Electrek Green Energy Brief: A daily technical, financial and political review/analysis of important green energy news.
China makers to hike September contract prices for solar mono-Si wafers – China-based solar mono-Si wafer makers will raise supply contract prices in September by 2-3% from the current level, according to industry sources. It seems a large part of the world (India, Europe, and the USA) wants to sue China for such low solar panel prises. If all of these countries do put taxes on Chinese products, maybe China should increase their prices a bit, and keep a bit more of the profit at home for research/growth or in the supply chain to fatten up those profit margins. No point in letting all those taxes go to host countries.
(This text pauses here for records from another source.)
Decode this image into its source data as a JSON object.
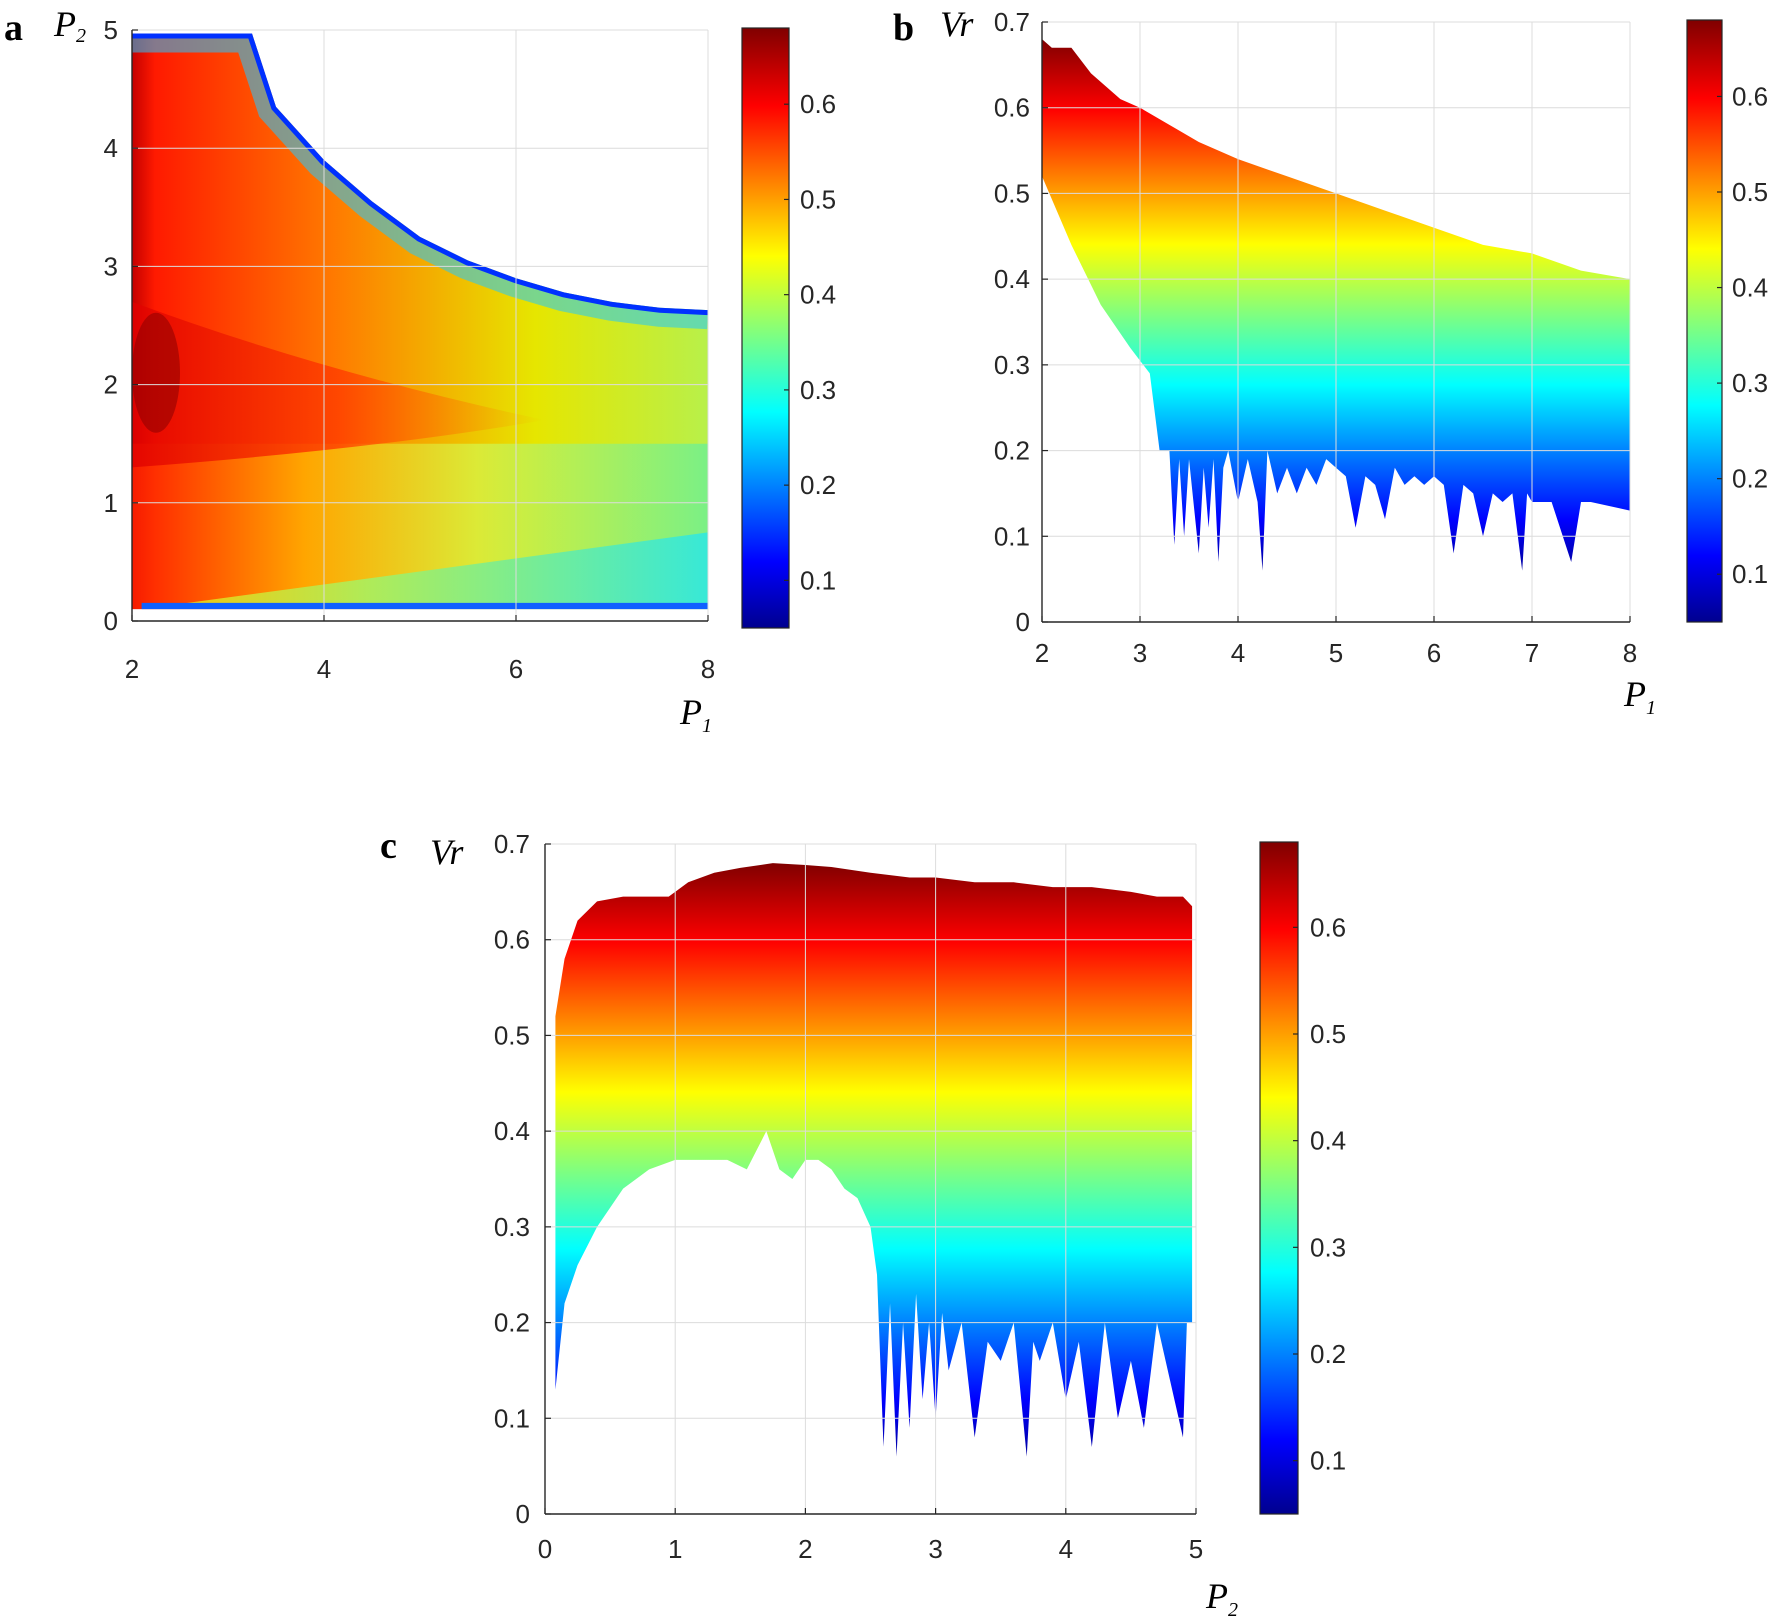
{
  "colors": {
    "jet_dark_blue": "#00008f",
    "jet_blue": "#0000ff",
    "jet_cyan": "#00ffff",
    "jet_yellow": "#ffff00",
    "jet_red": "#ff0000",
    "jet_dark_red": "#800000"
  },
  "chart_data": [
    {
      "id": "a",
      "panel_label": "a",
      "type": "heatmap",
      "xlabel": "P",
      "xlabel_sub": "1",
      "ylabel": "P",
      "ylabel_sub": "2",
      "xlim": [
        2,
        8
      ],
      "ylim": [
        0,
        5
      ],
      "xticks": [
        "2",
        "4",
        "6",
        "8"
      ],
      "yticks": [
        "0",
        "1",
        "2",
        "3",
        "4",
        "5"
      ],
      "grid": true,
      "colorbar": {
        "range": [
          0.05,
          0.68
        ],
        "ticks": [
          "0.1",
          "0.2",
          "0.3",
          "0.4",
          "0.5",
          "0.6"
        ],
        "tick_values": [
          0.1,
          0.2,
          0.3,
          0.4,
          0.5,
          0.6
        ]
      },
      "boundary": [
        [
          2,
          4.97
        ],
        [
          3.25,
          4.97
        ],
        [
          3.5,
          4.35
        ],
        [
          4,
          3.9
        ],
        [
          4.5,
          3.55
        ],
        [
          5,
          3.25
        ],
        [
          5.5,
          3.05
        ],
        [
          6,
          2.9
        ],
        [
          6.5,
          2.78
        ],
        [
          7,
          2.7
        ],
        [
          7.5,
          2.65
        ],
        [
          8,
          2.63
        ]
      ]
    },
    {
      "id": "b",
      "panel_label": "b",
      "type": "area",
      "xlabel": "P",
      "xlabel_sub": "1",
      "ylabel": "Vr",
      "xlim": [
        2,
        8
      ],
      "ylim": [
        0,
        0.7
      ],
      "xticks": [
        "2",
        "3",
        "4",
        "5",
        "6",
        "7",
        "8"
      ],
      "yticks": [
        "0",
        "0.1",
        "0.2",
        "0.3",
        "0.4",
        "0.5",
        "0.6",
        "0.7"
      ],
      "grid": true,
      "colorbar": {
        "range": [
          0.05,
          0.68
        ],
        "ticks": [
          "0.1",
          "0.2",
          "0.3",
          "0.4",
          "0.5",
          "0.6"
        ],
        "tick_values": [
          0.1,
          0.2,
          0.3,
          0.4,
          0.5,
          0.6
        ]
      },
      "upper": {
        "x": [
          2,
          2.1,
          2.3,
          2.5,
          2.8,
          3.0,
          3.3,
          3.6,
          4.0,
          4.5,
          5.0,
          5.5,
          6.0,
          6.5,
          7.0,
          7.5,
          8.0
        ],
        "y": [
          0.68,
          0.67,
          0.67,
          0.64,
          0.61,
          0.6,
          0.58,
          0.56,
          0.54,
          0.52,
          0.5,
          0.48,
          0.46,
          0.44,
          0.43,
          0.41,
          0.4
        ]
      },
      "lower": {
        "x": [
          2,
          2.3,
          2.6,
          2.9,
          3.1,
          3.2,
          3.3,
          3.35,
          3.4,
          3.45,
          3.5,
          3.6,
          3.65,
          3.7,
          3.75,
          3.8,
          3.85,
          3.9,
          4.0,
          4.1,
          4.2,
          4.25,
          4.3,
          4.4,
          4.5,
          4.6,
          4.7,
          4.8,
          4.9,
          5.0,
          5.1,
          5.2,
          5.3,
          5.4,
          5.5,
          5.6,
          5.7,
          5.8,
          5.9,
          6.0,
          6.1,
          6.2,
          6.3,
          6.4,
          6.5,
          6.6,
          6.7,
          6.8,
          6.9,
          6.95,
          7.0,
          7.2,
          7.4,
          7.5,
          7.55,
          7.6,
          8.0
        ],
        "y": [
          0.52,
          0.44,
          0.37,
          0.32,
          0.29,
          0.2,
          0.2,
          0.09,
          0.19,
          0.1,
          0.19,
          0.08,
          0.18,
          0.11,
          0.19,
          0.07,
          0.18,
          0.2,
          0.14,
          0.19,
          0.14,
          0.06,
          0.2,
          0.15,
          0.18,
          0.15,
          0.18,
          0.16,
          0.19,
          0.18,
          0.17,
          0.11,
          0.17,
          0.16,
          0.12,
          0.18,
          0.16,
          0.17,
          0.16,
          0.17,
          0.16,
          0.08,
          0.16,
          0.15,
          0.1,
          0.15,
          0.14,
          0.15,
          0.06,
          0.15,
          0.14,
          0.14,
          0.07,
          0.14,
          0.14,
          0.14,
          0.13
        ]
      }
    },
    {
      "id": "c",
      "panel_label": "c",
      "type": "area",
      "xlabel": "P",
      "xlabel_sub": "2",
      "ylabel": "Vr",
      "xlim": [
        0,
        5
      ],
      "ylim": [
        0,
        0.7
      ],
      "xticks": [
        "0",
        "1",
        "2",
        "3",
        "4",
        "5"
      ],
      "yticks": [
        "0",
        "0.1",
        "0.2",
        "0.3",
        "0.4",
        "0.5",
        "0.6",
        "0.7"
      ],
      "grid": true,
      "colorbar": {
        "range": [
          0.05,
          0.68
        ],
        "ticks": [
          "0.1",
          "0.2",
          "0.3",
          "0.4",
          "0.5",
          "0.6"
        ],
        "tick_values": [
          0.1,
          0.2,
          0.3,
          0.4,
          0.5,
          0.6
        ]
      },
      "upper": {
        "x": [
          0.08,
          0.15,
          0.25,
          0.4,
          0.6,
          0.8,
          0.95,
          1.1,
          1.3,
          1.5,
          1.75,
          2.0,
          2.2,
          2.5,
          2.8,
          3.0,
          3.3,
          3.6,
          3.9,
          4.2,
          4.5,
          4.7,
          4.9,
          4.97
        ],
        "y": [
          0.52,
          0.58,
          0.62,
          0.64,
          0.645,
          0.645,
          0.645,
          0.66,
          0.67,
          0.675,
          0.68,
          0.678,
          0.676,
          0.67,
          0.665,
          0.665,
          0.66,
          0.66,
          0.655,
          0.655,
          0.65,
          0.645,
          0.645,
          0.635
        ]
      },
      "lower": {
        "x": [
          0.08,
          0.15,
          0.25,
          0.4,
          0.6,
          0.8,
          1.0,
          1.2,
          1.4,
          1.55,
          1.7,
          1.8,
          1.9,
          2.0,
          2.1,
          2.2,
          2.3,
          2.4,
          2.5,
          2.55,
          2.6,
          2.65,
          2.7,
          2.75,
          2.8,
          2.85,
          2.9,
          2.95,
          3.0,
          3.05,
          3.1,
          3.2,
          3.3,
          3.4,
          3.5,
          3.6,
          3.7,
          3.75,
          3.8,
          3.9,
          4.0,
          4.1,
          4.2,
          4.3,
          4.4,
          4.5,
          4.6,
          4.7,
          4.8,
          4.9,
          4.93,
          4.97
        ],
        "y": [
          0.13,
          0.22,
          0.26,
          0.3,
          0.34,
          0.36,
          0.37,
          0.37,
          0.37,
          0.36,
          0.4,
          0.36,
          0.35,
          0.37,
          0.37,
          0.36,
          0.34,
          0.33,
          0.3,
          0.25,
          0.07,
          0.22,
          0.06,
          0.2,
          0.09,
          0.23,
          0.12,
          0.2,
          0.1,
          0.21,
          0.15,
          0.2,
          0.08,
          0.18,
          0.16,
          0.2,
          0.06,
          0.18,
          0.16,
          0.2,
          0.12,
          0.18,
          0.07,
          0.2,
          0.1,
          0.16,
          0.09,
          0.2,
          0.14,
          0.08,
          0.2,
          0.2
        ]
      }
    }
  ]
}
For New England Farmers Looking To Make Ends Meet, The Sun Provides A Harvest – And one part of Sullivan’s property – about 15 acres – had been pretty unusable. The soil was heavy and bad for crops, he says. He tried growing corn and hay, but with no success. Another farming/solar article, and one without any specific data point other than that ‘bad’ farmland can be used for solar. Can non-arable farmland be turned into grazing land with solar panels? Or maybe – could we add bees/flowering plants under the solar panels? A hard push to find non-arable farm land ought be marketed so people don’t worry about the losses.
Iran aims at 1 GW of renewables annually – Currently Iran relies heavily on fossil fuels and has 360 MW of installed renewable power plants. The country’s total installed power capacity is 77,000 MW. In order to diversify its power mix, Iran aims to have 5 GW of renewable energy facilities by 2020, according to the Renewable Energy Organization of Iran. Like this article for two reasons 1. More oil rich middle eastern countries looking to maximize oil and build renewables. Says what the economics are here so very clearly. And 2. The relative volume of fossil fuel generation that there is – 77,000MW versus them wanting to add 1,000MW of renewables per year. That’s a lot of growth potential.
Electrification Alone Will Save 42 Percent Of World Energy Demand, Stanford Prof Says – About 13 percent of all energy worldwide is used to mine, transport and refine fossil fuels, so the elimination of fossil fuels immediately provides a savings of 13 percent. About 23 percent of energy use will be saved because electric power is more efficient than combustion. An electric car, for example, uses about 85 percent of the energy in its battery to move the car, with the rest lost as waste heat. A gasoline powered car only uses 17 to 20 percent of its energy to move the car. It seems like we’ll still mine oil for plastic, coal we might start mining for rare earth elements, and natural gas we could still use for fertilizer feedback – so maybe it won’t be the full 13% of fossil fuel mining that we save…and wouldn’t our mining of metals have to increase if we build huge solar/wind farms? Either way, pretty interesting that 13% of our energy in general, is simply for making the world’s energy.
Policymaker support key to offshore wind prospects in US – Showing this article, really because of this quote from analyzing the article – Block Island in RI has been producing power at ~60% avg. CF over past 6 months. Perhaps, off-shore wind is the new baseload? The article has a lot of great data on wind power also – but this is the highest wind capacity factory I’ve even seen. Is the east coast of the USA so windy? If so, that’s a gold mine.
No new coal for a few years, total amounts of gas way down with wind and solar really taking over. In addition to clean energy being added, we’re also see less energy overall due to efficiency. The electricity infrastructure is doing better.
Of New Power Generation, How Much is on the Roof? https://t.co/LHxN8PvXWT pic.twitter.com/3Y9S1xEDlq
— John Farrell ☀️🌬🔋 (@johnffarrell) August 29, 2017
Header image: Section of Hubble solar wing – This section of the NASA–ESA Hubble Space Telescope’s solar array flew for eight years in space before being returned to Earth aboard a Space Shuttle, and is now displayed at ESA’s technical centre in Noordwijk, the Netherlands. These types of solar cells are triple junction usually, and very expensive. Cool that they’re in such good shape after space.